S: Je arbeitsintensiver das Projekt Kunstcamp wird, desto mehr Menschen helfen uns dabei. Mitte Juli ziehen wir dann mit allen Beteiligten – KünstlerInnen, HandwerkerInnen, Kreativen und unseren KöchInnen – auf das Gelände in Wilhelmsburg. Dort dann über 50 Personen zu koordinieren, motivieren und zu bekochen ist eine Herausforderung, die uns nicht nur ordentlich auf Trapp hält, sondern uns auch an an den Punkt bringt, unsere eigene Stressresistenz auszutesten. In den Wochen vor dem Kunstcamp und währenddessen arbeiten wir eigentlich 24/7.

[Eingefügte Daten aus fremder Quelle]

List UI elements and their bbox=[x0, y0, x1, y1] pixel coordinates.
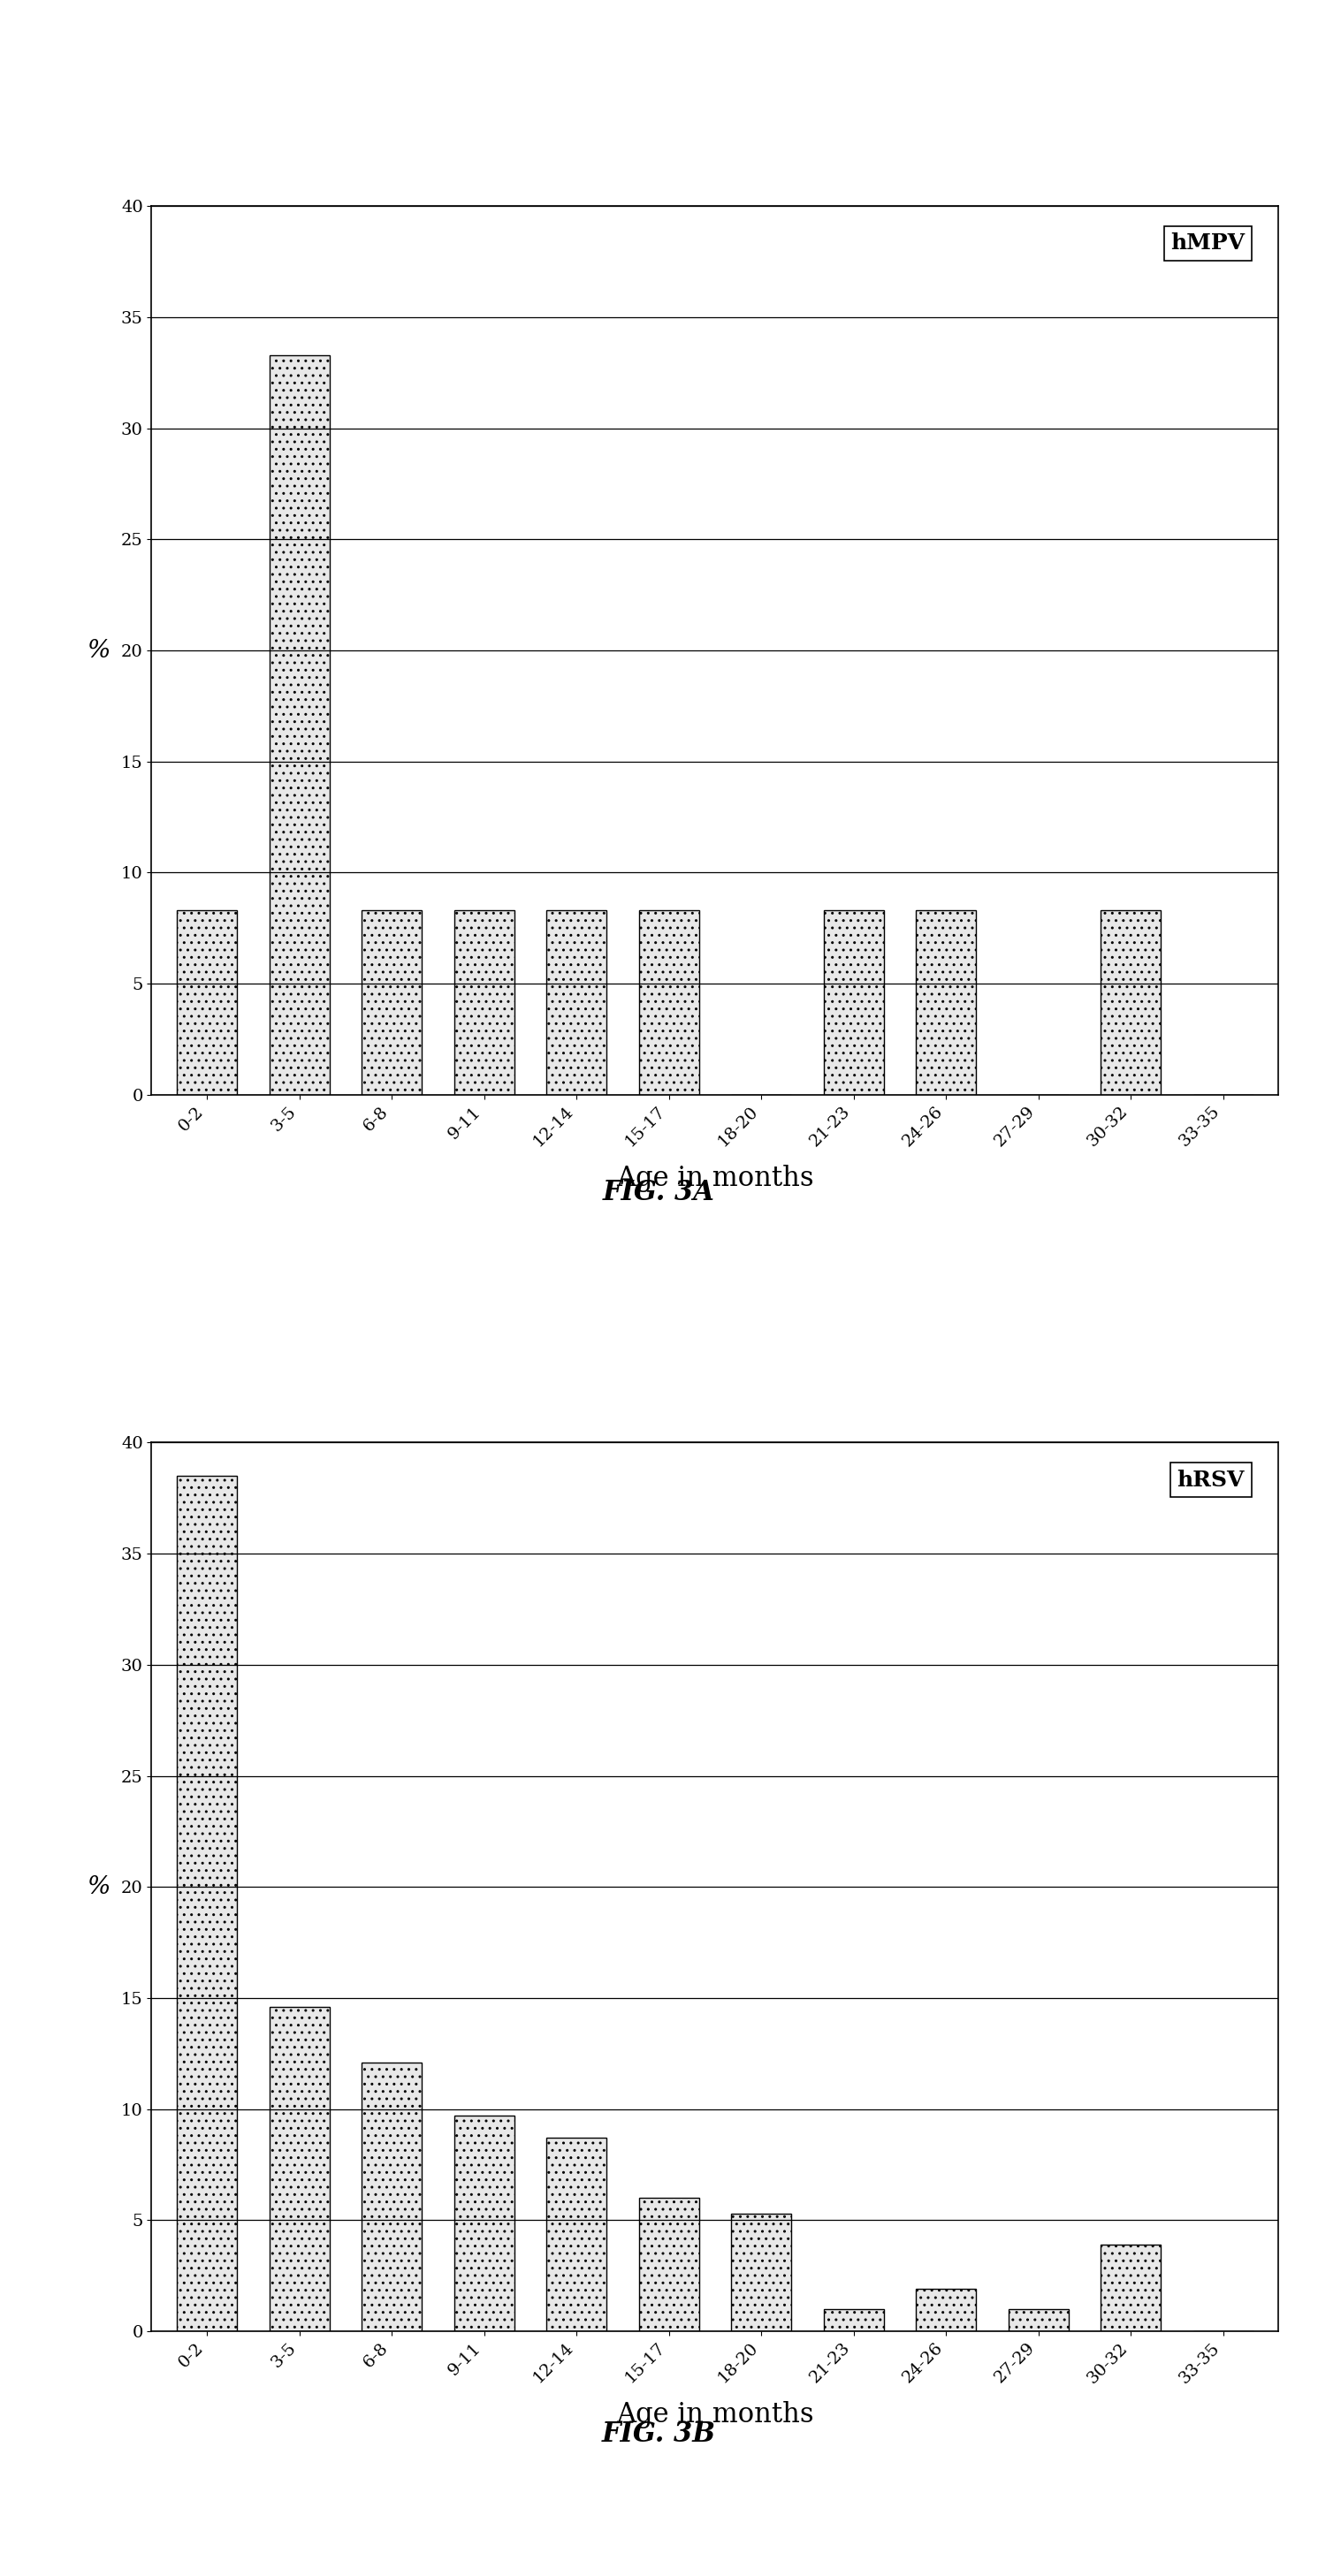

Frage: Woran erinnert ihr Euch im Rückblick auf vergangene Kunstcamp Jahre besonders gerne und was erwartet uns 2013? Wird sich etwas ändern?

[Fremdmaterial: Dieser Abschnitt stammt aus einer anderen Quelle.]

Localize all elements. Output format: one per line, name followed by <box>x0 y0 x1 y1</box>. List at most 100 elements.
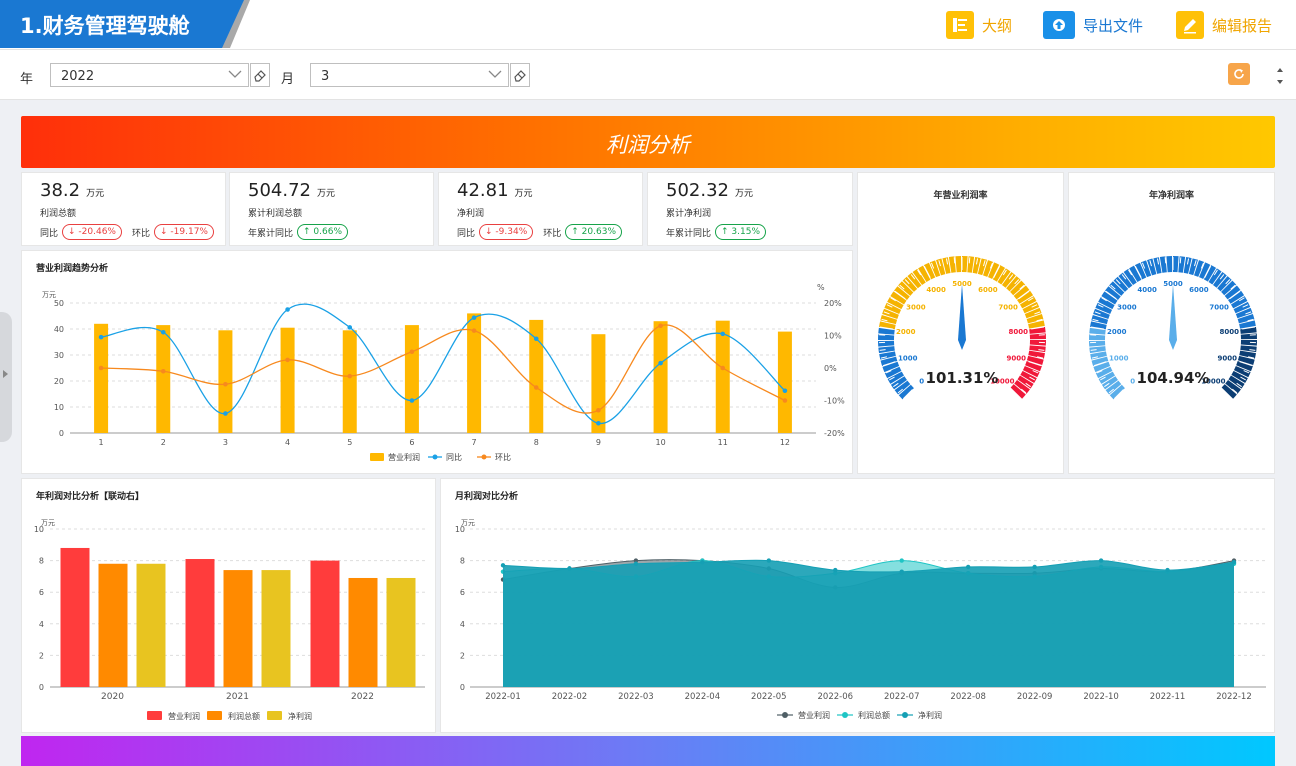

D: Eines meiner persönlichen Highlights war die Zusammenarbeit von dem Performance-Künstler Jeremy Wade und einem meiner alten Helden von Xiu Xiu, Jamie Stewart. Das war für mich der Inbegriff von Kunstcamp, eine spannende neue Kollaboration verschmilzt auf einer handgemachten Bühne beim Vogelball zu einem einzigartigen Erlebnis für Auftretende wie Gäste.

S: Ich war im vergangenen Jahr das ersten Mal auf Seiten der Produktion mit an Bord – in den Jahren davor war ich "nur" treue Kunstcampbesucherin. Was mich im letzten Jahr ganz besonders beeindruckt hat, war, dass es das Kunstcamp schafft, Menschen unterschiedlicher Professionen an einem Ort zusammen zu bringen und eine Atmosphäre zu schaffen, die ich so noch nie zuvor erlebt habe. Dass einige unserer HelferInnen bereits seit Jahren mitarbeiten und über den Ort Kunstcamp langjährige Freundschaften, Beziehungen und Kooperationen gebildet haben, finde ich großartig. Und dass sich dann jährlich KünstlerInnen aus ganz Europa zusammenfinden und wir als Kunstcamp-Familie mehrere Wochen zusammen leben, arbeiten und feiern und ich viele persönliche Kontakte knüpfen konnte mit spannenden Menschen, entschädigt mich persönlich für die ganzen Überstunden, durcharbeitete Nächte und Budgetkürzungen in den Wochen davor.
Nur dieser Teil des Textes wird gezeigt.